The Reverend Hugh Charles X. Mulholland - Note from Mr. Jean Koszulinski


Hi,

Just a brief note to let you know I just happened to be thinking of Father Charlie yesterday. I don’t know why since I last saw him when he left Greenville in 1975/76. I was an ECU student that Father had a great impact on for years to come. I have since 1978 lived in New Jersey. He definitely changed my life and has continued to lead me in a life of faith by his memory. I will never forget those heady days of hope, change, ecumenicalism and even the guitar Masses in the biology building!
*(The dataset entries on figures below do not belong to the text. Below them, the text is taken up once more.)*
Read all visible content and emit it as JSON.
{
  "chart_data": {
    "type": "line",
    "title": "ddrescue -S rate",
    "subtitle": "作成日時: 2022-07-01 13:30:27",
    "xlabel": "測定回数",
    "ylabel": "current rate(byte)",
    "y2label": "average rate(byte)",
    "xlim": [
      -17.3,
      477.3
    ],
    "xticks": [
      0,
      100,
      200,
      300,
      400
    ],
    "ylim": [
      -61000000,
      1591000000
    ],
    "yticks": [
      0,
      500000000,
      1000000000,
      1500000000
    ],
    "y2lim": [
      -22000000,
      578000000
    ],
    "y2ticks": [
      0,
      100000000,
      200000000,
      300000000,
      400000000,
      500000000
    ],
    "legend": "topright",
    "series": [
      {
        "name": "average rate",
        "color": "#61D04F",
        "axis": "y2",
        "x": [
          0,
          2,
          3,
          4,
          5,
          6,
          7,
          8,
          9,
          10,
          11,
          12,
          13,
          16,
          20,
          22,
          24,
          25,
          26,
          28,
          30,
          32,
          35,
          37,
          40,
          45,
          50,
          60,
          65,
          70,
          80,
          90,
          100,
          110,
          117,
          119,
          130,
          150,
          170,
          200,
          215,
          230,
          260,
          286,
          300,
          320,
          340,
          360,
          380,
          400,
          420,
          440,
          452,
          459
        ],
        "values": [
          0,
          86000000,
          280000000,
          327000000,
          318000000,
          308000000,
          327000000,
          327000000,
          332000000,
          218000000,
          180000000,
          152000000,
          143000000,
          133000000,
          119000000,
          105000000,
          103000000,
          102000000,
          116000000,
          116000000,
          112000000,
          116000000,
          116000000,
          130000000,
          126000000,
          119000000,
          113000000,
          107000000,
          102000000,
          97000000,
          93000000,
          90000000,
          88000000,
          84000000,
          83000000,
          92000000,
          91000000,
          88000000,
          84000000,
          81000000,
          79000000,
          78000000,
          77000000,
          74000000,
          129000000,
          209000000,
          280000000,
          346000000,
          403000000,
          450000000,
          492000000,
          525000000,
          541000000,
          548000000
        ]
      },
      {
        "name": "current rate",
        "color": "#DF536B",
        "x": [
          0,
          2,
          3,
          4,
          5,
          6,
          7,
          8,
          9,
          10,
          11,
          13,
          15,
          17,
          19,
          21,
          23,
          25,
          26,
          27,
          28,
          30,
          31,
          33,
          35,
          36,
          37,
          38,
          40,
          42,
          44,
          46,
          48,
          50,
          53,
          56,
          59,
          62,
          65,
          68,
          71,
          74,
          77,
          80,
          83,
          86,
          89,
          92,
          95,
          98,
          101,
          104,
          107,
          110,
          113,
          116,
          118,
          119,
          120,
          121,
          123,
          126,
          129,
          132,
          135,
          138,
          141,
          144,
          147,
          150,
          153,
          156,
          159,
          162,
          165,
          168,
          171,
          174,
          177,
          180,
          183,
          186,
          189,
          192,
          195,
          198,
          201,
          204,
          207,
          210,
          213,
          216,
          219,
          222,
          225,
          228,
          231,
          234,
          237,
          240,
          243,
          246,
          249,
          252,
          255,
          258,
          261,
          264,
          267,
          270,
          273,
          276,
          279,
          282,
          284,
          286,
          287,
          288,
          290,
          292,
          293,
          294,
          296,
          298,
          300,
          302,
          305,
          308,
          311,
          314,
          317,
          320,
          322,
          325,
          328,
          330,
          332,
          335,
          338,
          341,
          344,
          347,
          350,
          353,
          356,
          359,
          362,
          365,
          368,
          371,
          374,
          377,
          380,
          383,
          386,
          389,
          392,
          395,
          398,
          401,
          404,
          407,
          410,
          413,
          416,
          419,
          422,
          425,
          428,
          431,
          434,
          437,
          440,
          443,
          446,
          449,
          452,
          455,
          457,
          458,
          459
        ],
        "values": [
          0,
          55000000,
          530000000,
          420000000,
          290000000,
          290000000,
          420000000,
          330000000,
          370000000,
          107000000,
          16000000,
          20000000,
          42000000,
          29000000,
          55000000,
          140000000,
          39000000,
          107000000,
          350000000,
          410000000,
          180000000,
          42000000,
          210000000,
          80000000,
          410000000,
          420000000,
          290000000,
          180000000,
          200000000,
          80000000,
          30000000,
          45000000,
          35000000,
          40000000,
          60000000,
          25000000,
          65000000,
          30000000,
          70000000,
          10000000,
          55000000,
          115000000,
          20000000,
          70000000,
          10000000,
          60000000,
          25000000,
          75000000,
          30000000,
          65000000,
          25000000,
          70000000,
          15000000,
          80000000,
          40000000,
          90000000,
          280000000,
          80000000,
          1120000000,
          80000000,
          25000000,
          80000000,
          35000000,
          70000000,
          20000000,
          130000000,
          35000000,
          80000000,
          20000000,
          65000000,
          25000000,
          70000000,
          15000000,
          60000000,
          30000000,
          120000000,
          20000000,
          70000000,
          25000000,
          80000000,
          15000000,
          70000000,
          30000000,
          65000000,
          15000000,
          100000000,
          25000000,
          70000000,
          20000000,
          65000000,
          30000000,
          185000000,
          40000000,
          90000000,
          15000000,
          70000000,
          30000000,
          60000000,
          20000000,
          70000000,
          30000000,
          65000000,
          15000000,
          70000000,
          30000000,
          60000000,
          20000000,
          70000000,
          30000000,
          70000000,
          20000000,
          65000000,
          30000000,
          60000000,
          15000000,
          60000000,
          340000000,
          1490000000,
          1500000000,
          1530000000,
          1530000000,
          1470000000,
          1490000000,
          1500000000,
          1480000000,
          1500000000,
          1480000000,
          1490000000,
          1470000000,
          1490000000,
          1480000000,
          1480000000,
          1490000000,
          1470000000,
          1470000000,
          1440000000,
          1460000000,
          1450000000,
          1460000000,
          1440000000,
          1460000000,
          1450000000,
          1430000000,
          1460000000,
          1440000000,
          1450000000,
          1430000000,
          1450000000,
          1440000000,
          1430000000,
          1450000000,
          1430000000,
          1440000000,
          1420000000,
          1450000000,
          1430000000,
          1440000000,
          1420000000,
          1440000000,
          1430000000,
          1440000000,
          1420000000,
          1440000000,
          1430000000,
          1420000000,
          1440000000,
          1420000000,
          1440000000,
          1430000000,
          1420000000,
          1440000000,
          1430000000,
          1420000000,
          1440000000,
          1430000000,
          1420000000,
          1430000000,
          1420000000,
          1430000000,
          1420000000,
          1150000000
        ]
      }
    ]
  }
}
I decided to do an internet search and found your site. I was so saddened and numbed to see he had passed away. I just wanted to let you know that your council is named after a great man, a true saint. Your bio on him is so good, but it falls so short on how he impacted so many people in so many ways-day in and day out. You couldn’t imagine the heart and love that exuded from this man. What an honor you have in having your chapter named after such a God loving person.

I can still recall the recessional song at his last Mass sung by the children of St Gabriel’s, “Though the mountains may fall and the hills turn to dust, the love of our Lord will stand”. And the banner hung at the altar for that Mass that I had memorized: Things will never be the same, In time you’ll change and I, And so will the currents of our lives. But the image of this moment will never fade,This moment and you are inseparable.

The memory of that banner eased the pain of losing his regular friendship and the friendship of others when we moved or faced the death of someone.

Its ironic that I find this right before his birthday. I will certainly keep him in my prayers. I hope you have a grand celebration for a grand person!